PHARMACEUTICAL | DRY EYE
Understanding Dry Eye
Dry Eye Disease:
Disruption of Ocular Surface Homeostasis
Dry eye disease (DED) is a complex condition with multiple etiologies, all of which lead to a tear deficiency, which is a reduction in tear volume and/or altered tear composition.1,2
Tear deficiency perpetuates the vicious cycle of DED, which involves tear instability and hyperosmolarity, corneal and conjunctival cell death, inflammation, goblet cell loss, and neurosensory abnormalities.1,2
Overview of DED Treatment Modalities
The current DED prescription treatment landscape includes ocular and nasally administered drugs that make up four drug classes: anti-inflammatory, immunomodulatory, anti-evaporative, and neuroactivation.3-6
Neuroactivators are drugs that unilaterally upregulate signaling and activity.7 In tear production, a neuroactivator activates the trigeminal nerve of the lacrimal functional unit (LFU) to coordinate innervation of secretory glands (lacrimal glands, goblet cells, and meibomian glands), leading to the release of important tear components.8,9
This LFU activation can occur through either the nasal or ocular pathways, involving different receptors.8 Presently, the only neuroactivator approved for treating dry eye is administered through the nasal cavity.7
Corneal TRPM8 Thermoreceptors,
A Novel Target for Tear Production
Corneal transient receptor potential (TRP) ion channels, which respond to a wide array of environmental stimuli, play a role in various physiological and pathophysiological processes.10,11 These channels are being explored as potential therapeutic targets for dry eye.

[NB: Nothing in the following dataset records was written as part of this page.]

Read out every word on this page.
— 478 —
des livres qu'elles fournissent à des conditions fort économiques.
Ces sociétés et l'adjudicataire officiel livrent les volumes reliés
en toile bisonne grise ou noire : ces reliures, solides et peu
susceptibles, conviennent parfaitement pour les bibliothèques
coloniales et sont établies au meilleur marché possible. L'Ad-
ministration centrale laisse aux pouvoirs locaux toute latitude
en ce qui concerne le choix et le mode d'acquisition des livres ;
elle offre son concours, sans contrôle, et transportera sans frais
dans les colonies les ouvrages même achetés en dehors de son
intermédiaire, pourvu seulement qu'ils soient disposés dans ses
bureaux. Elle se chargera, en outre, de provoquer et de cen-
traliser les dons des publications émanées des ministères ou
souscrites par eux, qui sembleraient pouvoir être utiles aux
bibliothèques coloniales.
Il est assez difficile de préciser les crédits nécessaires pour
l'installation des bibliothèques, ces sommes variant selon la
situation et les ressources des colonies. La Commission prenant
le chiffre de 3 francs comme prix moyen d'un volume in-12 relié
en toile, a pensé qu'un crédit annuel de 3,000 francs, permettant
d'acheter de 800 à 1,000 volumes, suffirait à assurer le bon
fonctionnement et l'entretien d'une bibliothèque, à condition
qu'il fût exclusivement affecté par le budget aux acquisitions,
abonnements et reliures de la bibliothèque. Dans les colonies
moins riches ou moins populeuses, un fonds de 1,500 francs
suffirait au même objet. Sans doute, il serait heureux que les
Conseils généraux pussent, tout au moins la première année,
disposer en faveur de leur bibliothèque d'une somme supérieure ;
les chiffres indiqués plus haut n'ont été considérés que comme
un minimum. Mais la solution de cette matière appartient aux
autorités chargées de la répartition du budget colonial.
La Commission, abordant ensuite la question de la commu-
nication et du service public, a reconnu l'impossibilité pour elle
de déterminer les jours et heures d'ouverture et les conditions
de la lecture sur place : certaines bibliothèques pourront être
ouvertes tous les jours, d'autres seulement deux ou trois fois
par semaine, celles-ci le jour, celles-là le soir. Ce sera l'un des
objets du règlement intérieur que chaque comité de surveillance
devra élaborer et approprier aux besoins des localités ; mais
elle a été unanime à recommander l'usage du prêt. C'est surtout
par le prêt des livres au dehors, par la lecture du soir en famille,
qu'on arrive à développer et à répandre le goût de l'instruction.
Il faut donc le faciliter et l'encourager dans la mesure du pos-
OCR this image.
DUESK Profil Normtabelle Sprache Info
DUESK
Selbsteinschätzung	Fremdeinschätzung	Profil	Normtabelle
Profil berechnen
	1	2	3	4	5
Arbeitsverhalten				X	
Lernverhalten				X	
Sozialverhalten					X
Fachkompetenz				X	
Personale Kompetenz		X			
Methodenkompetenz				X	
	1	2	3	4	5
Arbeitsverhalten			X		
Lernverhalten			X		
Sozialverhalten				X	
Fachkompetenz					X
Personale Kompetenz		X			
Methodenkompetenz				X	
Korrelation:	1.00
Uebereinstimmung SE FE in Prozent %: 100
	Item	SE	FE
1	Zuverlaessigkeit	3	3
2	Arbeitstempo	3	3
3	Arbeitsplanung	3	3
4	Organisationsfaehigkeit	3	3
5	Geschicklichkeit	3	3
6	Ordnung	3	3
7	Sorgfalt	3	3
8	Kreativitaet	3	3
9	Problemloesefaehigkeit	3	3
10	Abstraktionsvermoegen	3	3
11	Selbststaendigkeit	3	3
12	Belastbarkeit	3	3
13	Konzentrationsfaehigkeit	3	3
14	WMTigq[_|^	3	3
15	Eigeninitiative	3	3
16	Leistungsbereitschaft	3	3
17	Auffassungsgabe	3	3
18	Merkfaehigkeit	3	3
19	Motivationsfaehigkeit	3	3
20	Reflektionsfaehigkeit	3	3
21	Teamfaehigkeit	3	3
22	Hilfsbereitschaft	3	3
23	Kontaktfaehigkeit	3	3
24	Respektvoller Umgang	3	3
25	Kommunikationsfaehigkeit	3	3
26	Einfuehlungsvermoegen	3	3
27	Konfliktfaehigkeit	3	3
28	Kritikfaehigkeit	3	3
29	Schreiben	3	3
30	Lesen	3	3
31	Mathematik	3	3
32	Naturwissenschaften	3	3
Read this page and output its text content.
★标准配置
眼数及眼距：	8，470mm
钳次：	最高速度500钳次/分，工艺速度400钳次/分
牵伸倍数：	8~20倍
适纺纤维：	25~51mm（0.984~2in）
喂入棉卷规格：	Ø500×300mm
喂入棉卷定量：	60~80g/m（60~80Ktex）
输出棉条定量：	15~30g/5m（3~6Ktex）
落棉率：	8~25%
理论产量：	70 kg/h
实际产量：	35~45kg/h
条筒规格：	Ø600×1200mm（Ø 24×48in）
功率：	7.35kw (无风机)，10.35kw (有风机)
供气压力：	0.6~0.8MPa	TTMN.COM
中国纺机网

Transient Receptor Potential Melastatin 8 (TRPM8) ion channels are expressed on corneal cold thermosensory neurons and are responsible for regulating tear production.12-14
Review our infographic for more information about TRPM8.
References:
1. Bron AJ, de Paiva CS, Chauhan SK, et al. Ocul Surf. 2017;15(3):438-510.
2. Craig JP, Nelson JD, Azar DT, et al. Ocul Surf. 2017;15(4):802-812.
3. Gao D, Da Z, Yang K, Shi Y. Front Pharmacol. 2022;13:882803.
4. Semba CP, Gadek TR. Clin Ophthalmol. 2016;10:1083-1094.
5. Frampton JE. Drugs. 2022;82(14):1481-1488.
6. Sheppard JD, Evans DG, Protzko EE. Am J Manag Care. 2023;29(14 Suppl):S251-S259.
7. Wirta D, Vollmer P, Paauw J, et al. Ophthalmology. 2022;129(4):379-387.
8. Wirta DL, Senchyna M, Lewis AE, et al. Ocul Surf. 2022;26:166-173.
9. Wirta D, Torkildsen GL, Boehmer B, et al. Cornea. 2022;41(10):1207-1216.
10. Samanta A, Hughes TET, Moiseenkova-Bell VY. Subcell Biochem. 2018;87:141-165.
11. Zhang M, Ma Y, Ye X, Zhang N, Pan L, Wang B. Signal Transduct Target Ther. 2023;8(1):261.
12. Belmonte C, Gallar J. Invest Ophthalmol Vis Sci. 2011;52(6):3888-3892.
13. Yang S, Wu Y, Wang C, Jin X. Front Med (Lausanne). 2022;9:830853.
14. Yang TJ, Yu Y, Yang JY, et al. Ann Transl Med. 2022;10(15):839.